In fact, many of his old, true friends had quit the business or moved away. “No one seems to have the nerve to call him and he’s usually pleased when an old friend does,” wrote Freeman.

Hitchcock showed Freeman something like fifty bottles of pills on a tray in his bedroom at home, and told the writer there were half as many more in the bathroom. His arthritis (“my friend Arthur,” he dubbed
it) was growing worse, and now the director had to be helped in and out of chairs and cars. There were pills at the office, too, and booze everywhere.

His drinking had grown “seriously worse,” in Freeman’s words. There might be wine at lunch, and always vodka and orange juice at the afternoon break. Between times, Hitchcock kept a brandy bottle in a paper bag in the office bathroom “as if he were some wino on the street,” Freeman remembered. “He’d always be shuffling off to have a little bit. That had a kind of sadness about it, as if he were ashamed to be doing it.”

Too often, by the spring of 1979, Hitchcock seemed “adrift in senility and depression,” and too often the production meetings had to be cut short, awkwardly, when he drifted off. The fifty-fourth Hitchcock film, too, was drifting away. Hitchcock was suffering feelings of embarrassment—and fear. But giving up on “The Short Night” and dying were interchangeable in his mind. Some mornings he wept with his pain, and the thought of dying: “When do you think I’ll go?” he asked Peggy Robertson. “When?”

Not before two final honors: first, the American Film Institute in October 1978 had announced that the Master of Suspense would receive its prestigious Life Achievement Award, established in 1973 and thus far awarded to John Ford, James Cagney, Orson Welles, Henry Fonda, Bette Davis, and William Wyler.

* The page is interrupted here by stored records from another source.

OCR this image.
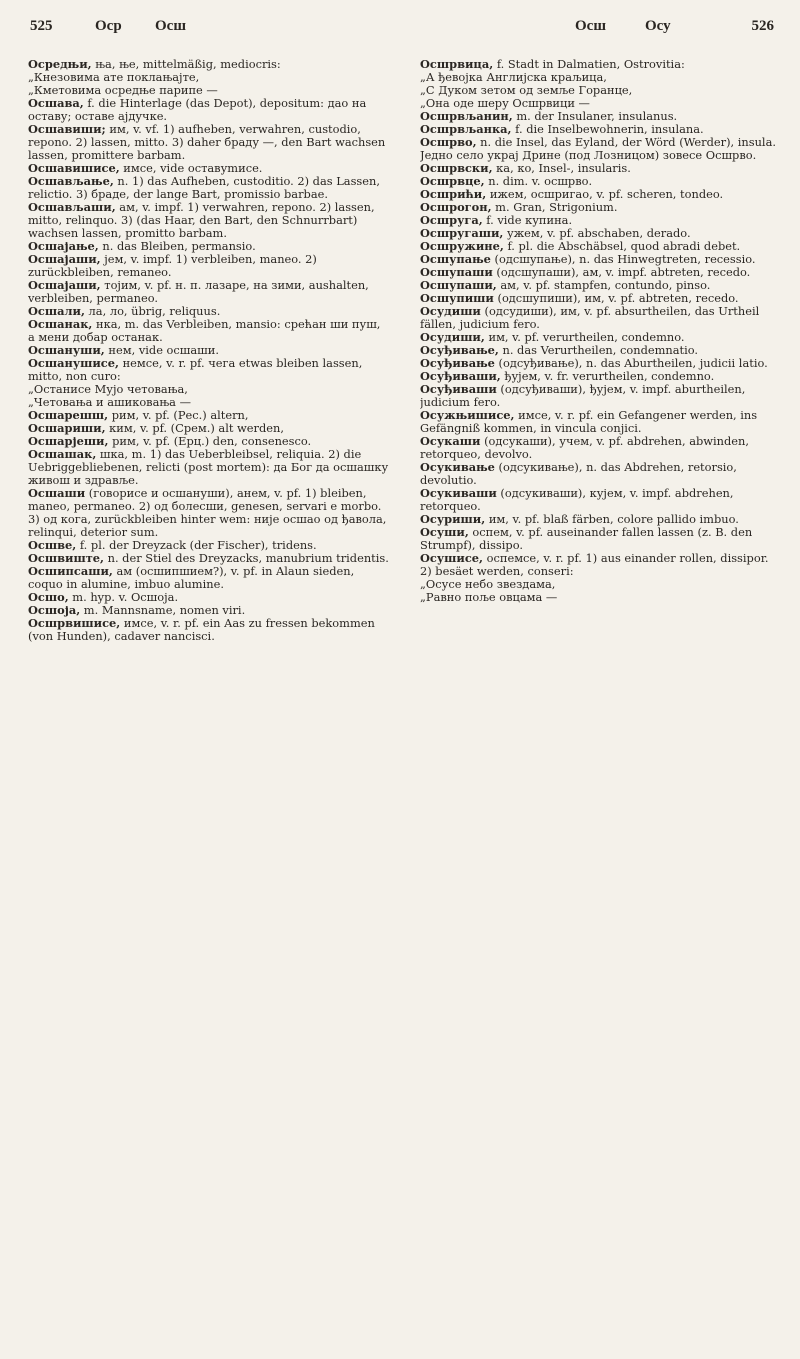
525	Оср Осш	Осш	Осу	526

Осредњи, ња, ње, mittelmäßig, mediocris:

„Кнезовима ате поклањајте,

„Кметовима осредње парипе —

Осшава, f. die Hinterlage (das Depot), depositum: дао на оставу; оставе ајдучке.

Осшавиши; им, v. vf. 1) aufheben, verwahren, custodio, repono. 2) lassen, mitto. 3) daher браду —, den Bart wachsen lassen, promittere barbam.

Осшавишисе, имсе, vide оставуmисе.

Осшављање, n. 1) das Aufheben, custoditio. 2) das Lassen, relictio. 3) браде, der lange Bart, promissio barbae.

Осшављаши, ам, v. impf. 1) verwahren, repono. 2) lassen, mitto, relinquo. 3) (das Haar, den Bart, den Schnurrbart) wachsen lassen, promitto barbam.

Осшајање, n. das Bleiben, permansio.

Осшајаши, јем, v. impf. 1) verbleiben, maneo. 2) zurückbleiben, remaneo.

Осшајаши, тојим, v. pf. н. п. лазаре, на зими, aushalten, verbleiben, permaneo.

Осшали, ла, ло, übrig, reliquus.

Осшанак, нка, m. das Verbleiben, mansio: срећан ши пуш, а мени добар останак.

Осшануши, нем, vide осшаши.

Осшанушисе, немсе, v. r. pf. чега etwas bleiben lassen, mitto, non curo:

„Останисе Мујо четовања,

„Четовања и ашиковања —

Осшарешш, рим, v. pf. (Рес.) altern,

Осшариши, ким, v. pf. (Срем.) alt werden,

Осшарјеши, рим, v. pf. (Ерц.) den, consenesco.

Осшашак, шка, m. 1) das Ueberbleibsel, reliquia. 2) die Uebriggebliebenen, relicti (post mortem): да Бог да осшашку живош и здравље.

Осшаши (говорисе и осшануши), анем, v. pf. 1) bleiben, maneo, permaneo. 2) од болесши, genesen, servari e morbo. 3) од кога, zurückbleiben hinter wem: није осшао од ђавола, relinqui, deterior sum.

Осшве, f. pl. der Dreyzack (der Fischer), tridens.

Осшвиште, n. der Stiel des Dreyzacks, manubrium tridentis.

Осшипсаши, ам (осшипшием?), v. pf. in Alaun sieden, coquo in alumine, imbuo alumine.

Осшо, m. hyp. v. Осшоја.

Осшоја, m. Mannsname, nomen viri.

Осшрвишисе, имсе, v. r. pf. ein Aas zu fressen bekommen (von Hunden), cadaver nancisci.

Осшрвица, f. Stadt in Dalmatien, Ostrovitia:

„А ђевојка Англијска краљица,

„С Дуком зетом од земље Горанце,

„Она оде шеру Осшрвици —

Осшрвљанин, m. der Insulaner, insulanus.

Осшрвљанка, f. die Inselbewohnerin, insulana.

Осшрво, n. die Insel, das Eyland, der Wörd (Werder), insula. Једно село украј Дрине (под Лозницом) зовесе Осшрво.

Осшрвски, ка, ко, Insel-, insularis.

Осшрвце, n. dim. v. осшрво.

Осшрићи, ижем, осшригао, v. pf. scheren, tondeo.

Осшрогон, m. Gran, Strigonium.

Осшруга, f. vide купина.

Осшругаши, ужем, v. pf. abschaben, derado.

Осшружине, f. pl. die Abschäbsel, quod abradi debet.

Осшупање (одсшупање), n. das Hinwegtreten, recessio.

Осшупаши (одсшупаши), ам, v. impf. abtreten, recedo.

Осшупаши, ам, v. pf. stampfen, contundo, pinso.

Осшупиши (одсшупиши), им, v. pf. abtreten, recedo.

Осудиши (одсудиши), им, v. pf. absurtheilen, das Urtheil fällen, judicium fero.

Осудиши, им, v. pf. verurtheilen, condemno.

Осуђивање, n. das Verurtheilen, condemnatio.

Осуђивање (одсуђивање), n. das Aburtheilen, judicii latio.

Осуђиваши, ђујем, v. fr. verurtheilen, condemno.

Осуђиваши (одсуђиваши), ђујем, v. impf. aburtheilen, judicium fero.

Осужњишисе, имсе, v. r. pf. ein Gefangener werden, ins Gefängniß kommen, in vincula conjici.

Осукаши (одсукаши), учем, v. pf. abdrehen, abwinden, retorqueo, devolvo.

Осукивање (одсукивање), n. das Abdrehen, retorsio, devolutio.

Осукиваши (одсукиваши), кујем, v. impf. abdrehen, retorqueo.

Осуриши, им, v. pf. blaß färben, colore pallido imbuo.

Осуши, оспем, v. pf. auseinander fallen lassen (z. B. den Strumpf), dissipo.

Осушисе, оспемсе, v. r. pf. 1) aus einander rollen, dissipor. 2) besäet werden, conseri:

„Осусе небо звездама,

„Равно поље овцама —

Although Hitchcock agreed to be the AFI’s honoree, the tribute dinner, scheduled for March 7, 1979, loomed before him like a sword he had to fall upon. He dreaded the upcoming ceremony, which had all the trappings of a public entombment. “He ignored it all, until the last week or so,” according to Freeman. With the AFI date looming, wrote Freeman, the pain and drinking “seemed to be constant,” and then the director “took to spending long, preposterously flirtatious sessions with a young secretary. When she walked past, he would crinkle his nose and give her little private waves. She always blushed.”